PortandTerminal.com, August 30, 2020
Kentucky man facing fines of $569,000 for violating Canada’s Quarantine Act.
VANCOUVER, BRITISH COLUMBIA – The US/Canadian border remains closed to all but essential traffic. Trucks moving cargo back and forth can still cross the border as can essential workers living in the US but working in Canada (eg nurses). Tourists though are not allowed into either country.
These strict border closure rules are something that the normally welcoming Canadians feel strongly about during the pandemic. In a recent poll, 80% of Canadians said that they felt it was important to keep the US/Canada border shut for the foreseeable future.
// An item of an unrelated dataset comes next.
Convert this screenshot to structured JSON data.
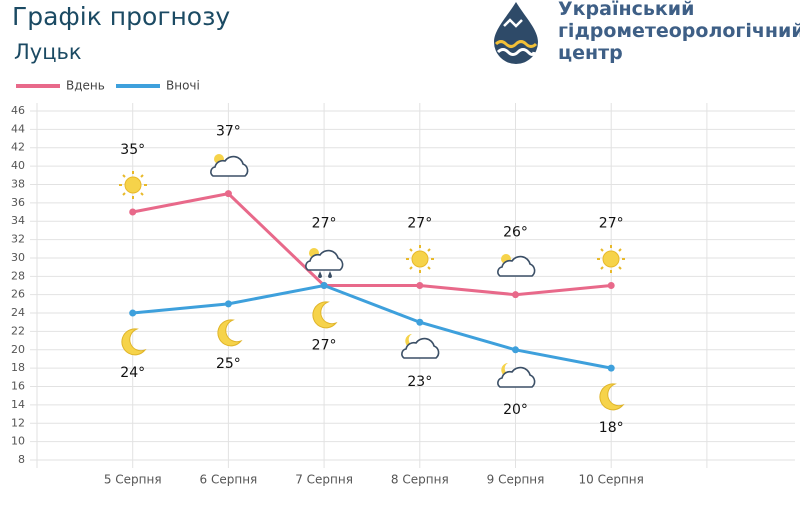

One exception to the border closure rule is for American’s who need to drive through Canada in order to reach Alaska.
There have been a number of widely reported cases here in Canada of Americans who have used the Alaskan transit loophole to cheat the system — saying that they’re on their way to Alaska at the border but once across, going sightseeing in Canada instead.
The problem is big enough that the Canadian Government toughened up is rules to punish the Alaskan loophole cheats as one tourist from Kentucky just found out the hard way.
John Pennington, from Walton, Kentucky, was recently arrested in Banff for violating Canada’s Quarantine Act.
When Pennington’s car with Ohio plates was reported to police at a sightseeing gondola on Sulphur Mountain, Alberta in the park, the mounties arrested him, and he now faces a fine of up to $569,000 ($750,000 Canadian) as well as up to six months in jail.
While Pennington was the first American arrested under Canada’s Quarantine Act, he was not the first person to flout its rules. A New York couple was fined $1450 ($2000 Canadian) in June for not self-quarantining after crossing the border. More than 20 tickets have been issued to foreigners in Canada for Quarantine Act offenses, including nine in Banff. Nonessential travel across the U.S.-Canadian border will remain limited until at least September 21, 2020, but probably much longer.